Here is S. Korea’s (and Asia for the matter) solar irradiation.
Other news for SK:
Saxony-Anhalt looks to South Korea to save local solar industry:
“23.08.2012: The prime minister of the German state of Saxony-Anhalt, Reiner Haseloff, has scheduled a three-day trip to South Korea to speak with potential investors there about investment opportunities in Saxony-Anhalt. Accompanied by the state’s Minister of Economy Birgitta Wolff, Haseloff will attempt to find South Korean companies interested in investing in the German solar industry. A spokesman for the government declined to tell PHOTON which companies the politicians will meet with. South Korean conglomerate Hanwha recently made an offer for insolvent Saxony-Anhalt-based solar cell producer Q-Cells SE. So far, however, no official contract has been signed between the two companies. Failed solar company Sovello GmbH was also headquartered in Saxony-Anhalt. … Source: Saxony-Anhalt Ministry of Economy; Translation and summary: PHOTON”
Investricity and Hanwha to finance 500 MW solar project in Cameroon
“01.10.2012: Representatives from South Korean business conglomerate Hanwha Group, active in the PV sector through its subsidiary Hanwha SolarOne, and Irish company Investricity Ltd., which invests in and develops renewable energy projects, have been meeting with Cameroonian authorities this month to discuss their participation in an eight-year, 500 MW PV project. According to local news portal 237online.com, with the help of investments from Hanwha and Investricity, the 530 billion XAF (€1 billion) project has secured 80% of the necessary funding. The remaining funding is expected to be obtained by the end of 2012. The project was first announced in July, when the government of Cameroon and Spanish investment company Fides Gestion signed an initial agreement to develop the project. At the time, they said the project would consist of hundreds of smaller power plants installed in various communities throughout the country. Construction on the first 100 MW phase of the project is scheduled to begin in October, with the first systems due to come online in summer 2013. The first 100 MW will be installed in the South and Littoral Regions in the southwest of the country and in the Far North Region. … Source: 237online.com, Investir au Cameroun; Translation and summary: PHOTON”
And lastly, TURKEY –
The fact that the country is trying to adopt solar is great news. Solar Turkey is in its fourth year, with SunEdison being one of their gold sponsors.

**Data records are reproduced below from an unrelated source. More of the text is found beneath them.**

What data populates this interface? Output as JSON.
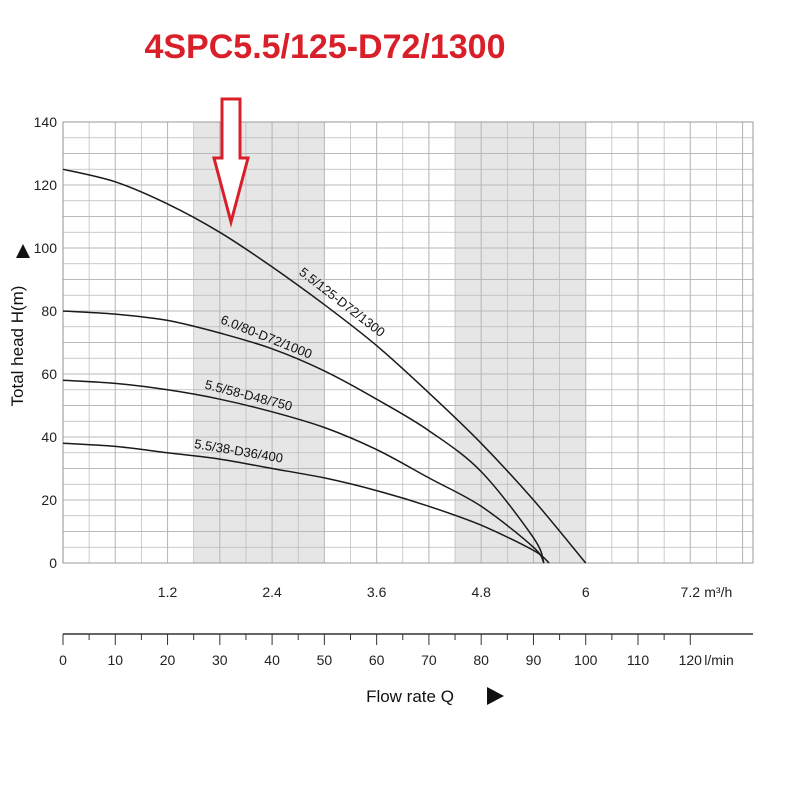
{
  "title": "4SPC5.5/125-D72/1300",
  "colors": {
    "title": "#d9202a",
    "grid": "#b9b9b9",
    "band": "#e6e6e6",
    "curve": "#1a1a1a",
    "arrow": "#d9202a"
  },
  "chart_data": {
    "type": "line",
    "xlabel": "Flow rate Q",
    "ylabel": "Total head H(m)",
    "xlim": [
      0,
      132
    ],
    "ylim": [
      0,
      140
    ],
    "y_ticks": [
      "0",
      "20",
      "40",
      "60",
      "80",
      "100",
      "120",
      "140"
    ],
    "y_tick_values": [
      0,
      20,
      40,
      60,
      80,
      100,
      120,
      140
    ],
    "x_ticks_m3h": [
      "1.2",
      "2.4",
      "3.6",
      "4.8",
      "6",
      "7.2"
    ],
    "x_tick_values_m3h": [
      1.2,
      2.4,
      3.6,
      4.8,
      6,
      7.2
    ],
    "x_unit_m3h": "m³/h",
    "x_ticks_lmin": [
      "0",
      "10",
      "20",
      "30",
      "40",
      "50",
      "60",
      "70",
      "80",
      "90",
      "100",
      "110",
      "120"
    ],
    "x_tick_values_lmin": [
      0,
      10,
      20,
      30,
      40,
      50,
      60,
      70,
      80,
      90,
      100,
      110,
      120
    ],
    "x_unit_lmin": "l/min",
    "shaded_bands_lmin": [
      [
        25,
        50
      ],
      [
        75,
        100
      ]
    ],
    "series": [
      {
        "name": "5.5/125-D72/1300",
        "x": [
          0,
          10,
          20,
          30,
          40,
          50,
          60,
          70,
          80,
          90,
          100
        ],
        "y": [
          125,
          121,
          114,
          105,
          94,
          82,
          69,
          54,
          38,
          20,
          0
        ]
      },
      {
        "name": "6.0/80-D72/1000",
        "x": [
          0,
          10,
          20,
          30,
          40,
          50,
          60,
          70,
          80,
          90,
          92
        ],
        "y": [
          80,
          79,
          77,
          73,
          68,
          61,
          52,
          42,
          29,
          8,
          0
        ]
      },
      {
        "name": "5.5/58-D48/750",
        "x": [
          0,
          10,
          20,
          30,
          40,
          50,
          60,
          70,
          80,
          90,
          92
        ],
        "y": [
          58,
          57,
          55,
          52,
          48,
          43,
          36,
          27,
          18,
          5,
          0
        ]
      },
      {
        "name": "5.5/38-D36/400",
        "x": [
          0,
          10,
          20,
          30,
          40,
          50,
          60,
          70,
          80,
          90,
          93
        ],
        "y": [
          38,
          37,
          35,
          33,
          30,
          27,
          23,
          18,
          12,
          4,
          0
        ]
      }
    ],
    "grid": true
  }
}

This article, though dated last year, highlights some of the opportunities. However, the ITA does a great job in summarizingthe potential.

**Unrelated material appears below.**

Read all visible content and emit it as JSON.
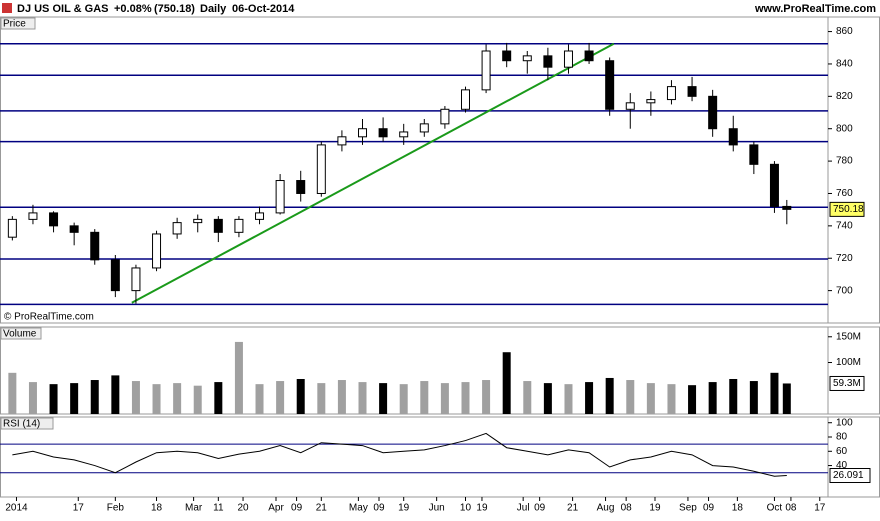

“Energy demand in Turkey is expected to grow 5 to 7 percent per year into 2023, requiring more than $100 billion of investment in power generation, transmission, and distribution. By 2023, Turkey seeks to produce 30 percent of its power needs from renewable resources, including solar, wind, hydro, geothermal, and biomass.” The ITA also created a Trade Mission and its interesting to note the participants:
The participating U.S. companies were:
Abound Solar – Loveland, CO
AES – Arlington, VA
Clipper Wind Power LLC – Carpinteria, CA
Combustion Associates, Inc. – Corona, CA
Dow Chemical – Midland, MI
First Solar – Tempe, AZ
General Electric – Fairfield, CT
Ingersoll Rand – North America HQ in Davidson, NC
Johnson Controls, Inc. – Milwaukee, WI
Ko-Tech – Mclean, VA
Kvar Energy Savings, Inc. – Daytona Beach, FL
MEGTEC Systems, Inc. – De Pere, WI
OSISoft LLC – San Leandro, CA
SolarReserve LLC – Santa Monica, CA
Sun Edison LLC – Belmont, CA
World Business Capital – Hartford, CT
Of course, we can exclude Abound solar…
Here’s a look at Turkey’s irradiation.
The country is ranging in the 3-5 kW/m^2.
So there you have it, my “Solar M.I.S.T“. Let’s watch how the MIST countries perform over the next few years and see if solar can capitalize on the growth.